Ansiedad
Aceleración. Acelerar. Caminar más rápido.
Con el pulso aún algo acelerado tocó aliviado el picaporte. Había llegado a su monoambiente y no había ocurrido nada desagradable con los sospechosos jóvenes que bebían encendidos en la esquina. Ni siquiera se
habían movido al pasar él junto a ellos.
Abrió la puerta y se introdujo en la oscuridad de su departamento. Buscó nervioso el interruptor y volvió a sentir una ola de tranquilidad deslizarse por su cuerpo cuando por fin se encendió el tubo.
Había sido un día fatal en la oficina. Gente entrando y saliendo todo el día. Voces, gritos y murmullos. Sus oídos zumbaban. Repentinamente recordó que aún traía puestos los auriculares. La música estaba a un volumen suave pero se sintió profundamente aliviado al quitárselos. Su cabeza pareció descomprimirse pero aún estaba esa punzada de angustia en su estómago y esa sensación de ahogo atormentándole otra vez.
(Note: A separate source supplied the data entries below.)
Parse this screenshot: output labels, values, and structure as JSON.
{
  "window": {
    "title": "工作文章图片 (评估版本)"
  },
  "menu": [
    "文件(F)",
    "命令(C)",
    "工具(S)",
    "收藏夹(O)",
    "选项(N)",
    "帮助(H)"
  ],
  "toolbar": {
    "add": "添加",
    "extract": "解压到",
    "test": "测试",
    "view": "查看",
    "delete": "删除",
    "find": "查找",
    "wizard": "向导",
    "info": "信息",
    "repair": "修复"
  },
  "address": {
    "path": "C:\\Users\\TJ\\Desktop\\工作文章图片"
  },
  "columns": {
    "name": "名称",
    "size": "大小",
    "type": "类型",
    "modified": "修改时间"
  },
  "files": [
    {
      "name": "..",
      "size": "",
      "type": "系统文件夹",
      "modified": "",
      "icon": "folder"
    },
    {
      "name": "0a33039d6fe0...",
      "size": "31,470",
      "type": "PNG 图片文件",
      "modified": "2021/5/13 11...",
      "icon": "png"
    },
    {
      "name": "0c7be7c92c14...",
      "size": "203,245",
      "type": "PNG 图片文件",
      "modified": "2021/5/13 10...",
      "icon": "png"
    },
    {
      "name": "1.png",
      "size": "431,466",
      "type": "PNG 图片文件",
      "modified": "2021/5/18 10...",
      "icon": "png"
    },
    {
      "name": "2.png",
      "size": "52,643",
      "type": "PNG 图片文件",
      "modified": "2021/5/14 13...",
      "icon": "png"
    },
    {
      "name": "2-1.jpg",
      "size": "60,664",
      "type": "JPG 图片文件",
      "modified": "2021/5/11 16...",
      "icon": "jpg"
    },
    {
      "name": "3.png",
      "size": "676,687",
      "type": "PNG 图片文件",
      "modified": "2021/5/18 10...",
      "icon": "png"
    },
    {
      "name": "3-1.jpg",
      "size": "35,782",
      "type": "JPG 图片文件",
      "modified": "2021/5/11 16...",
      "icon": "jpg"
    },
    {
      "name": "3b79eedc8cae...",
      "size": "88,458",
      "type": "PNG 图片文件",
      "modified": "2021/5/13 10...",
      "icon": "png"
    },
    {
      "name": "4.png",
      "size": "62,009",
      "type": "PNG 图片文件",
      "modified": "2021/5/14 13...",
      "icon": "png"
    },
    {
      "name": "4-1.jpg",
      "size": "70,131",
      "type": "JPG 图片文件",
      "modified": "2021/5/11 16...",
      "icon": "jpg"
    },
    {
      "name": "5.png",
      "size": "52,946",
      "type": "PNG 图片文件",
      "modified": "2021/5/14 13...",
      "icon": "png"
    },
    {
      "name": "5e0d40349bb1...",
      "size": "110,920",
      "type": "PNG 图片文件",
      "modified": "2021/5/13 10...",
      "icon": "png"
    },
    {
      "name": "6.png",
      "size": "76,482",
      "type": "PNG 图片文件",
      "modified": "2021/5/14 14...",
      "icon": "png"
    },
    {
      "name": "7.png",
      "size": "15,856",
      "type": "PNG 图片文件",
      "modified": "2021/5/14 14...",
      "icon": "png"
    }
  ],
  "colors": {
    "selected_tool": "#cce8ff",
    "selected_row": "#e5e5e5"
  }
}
Trató de calmarse. Estiró un poco los músculos tensos por el estrés y encendió la notebook. Eran las nueve de la noche y ahí estaba él, otro hijo de la era de la pantalla táctil y las pestañas simultáneas en los navegadores, tan solo uno más de los tantos.
Encendió también el televisor, con la esperanza de que estuvieran pasando alguna de esas frívolas comedias románticas que sirven para sacarse un poco la mala onda y soltar un par de risotadas. Por desgracia, aunque hizo zapping entre la poca oferta de canales que se podía permitir, sólo encontró una cascada de realitys, un par de telenovelas baratas y el noticiero. Dejó un rato el canal de las noticias en silencio, mientras revisaba su correo electrónico y su facebook.
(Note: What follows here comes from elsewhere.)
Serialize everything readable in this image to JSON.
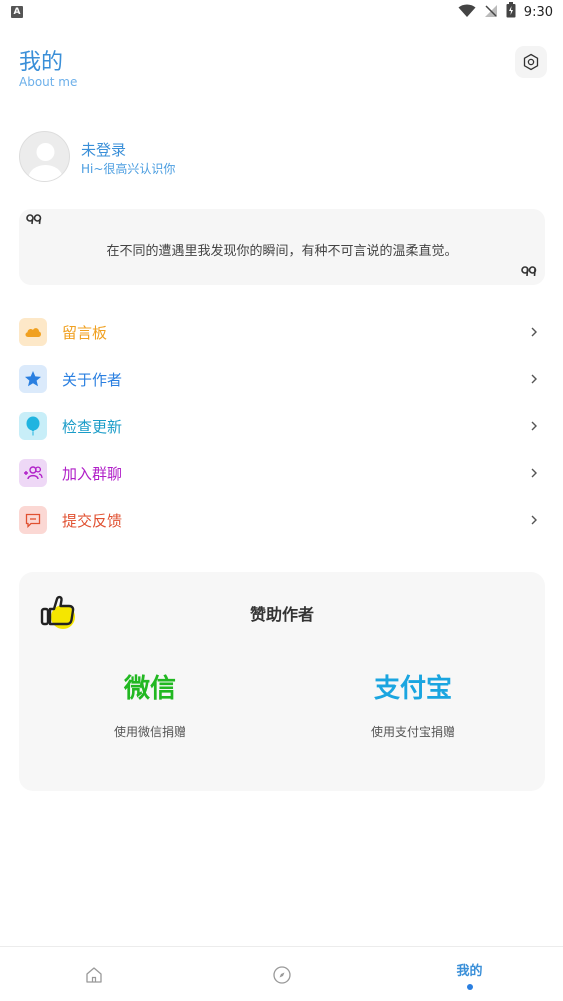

Luego de pasar más de dos horas mirando de reojo los titulares que pasaban en el noticiero a la vez que iba y venía en facebook, entre la página de su perfil y la de inicio; sin ver nada digno de prestarle atención, se secó las manos sudorosas en el pantalón unas cuantas veces y apagó ambos aparatos con la intención de irse a dormir.
Al día siguiente debía madrugar, como siempre, y últimamente le costaba bastante conciliar el sueño. Se cepilló los dientes y se enjuagó la boca rutinariamente en tanto que sus pensamientos alternaban a la velocidad de la luz entre un problema y otro, analizándolos hasta el agotamiento mas sin encontrar solución alguna.
Se introdujo abstraído en la cama y, tras apagar la luz del velador, cerró los ojos intentando dejar la mente en blanco; sin embargo, en lugar de eso, en el escenario de su mente se desplegaban, una tras otra, imágenes, palabras, ruidos y toda clase de distracciones que le impedían dormir.
Estaba harto. Sentía el pulso acelerado. Los músculos le temblaban y sentía que su cabeza estaba a punto de estallar. De pronto, una repentina sensación de náusea invadió todo su ser y le obligó a sentarse en la cama.
Pensamientos negativos fluían sin cesar por su mente. Su vida era un asco, estaba solo en el mundo, su trabajo apestaba, y muchas otras ideas desfilaron ante él como burlándose.
Sentía un inmenso peso sobre sí que lo asfixiaba y le hacía sentir infinitamente vulnerable. No quería tomar psicofármacos. Estaba hastiado de esa porquería, puro veneno. Sabía que eran sus nervios. Otra vez lo traicionaba el estrés. Pensó que la vida en el siglo veintiuno era un asco. El tiempo nunca era suficiente. El dinero nunca era suficiente. Sentía la presión sobre él. Más. Siempre más. Todos querían más. ¿Por qué no podía simplemente dejar de existir? No quería matarse, quería nunca haber existido. Escapar de esa carrera vertiginosa en que se había convertido la vida.
Al final, resolvió que no podía perder más tiempo en esos pensamientos oscuros y perniciosos que lo carcomían y lo hacían sentir cada vez peor. Se tomó una pastilla de valeriana y trató con todas sus fuerzas de dejar la mente en blanco. Respiró profundo y pensó en el vacío. Deseó paz. Imaginó que sus preocupaciones lo abandonaban y anheló perderse en el mundo de los sueños hasta que se durmió, con la esperanza de soñar con el vacío.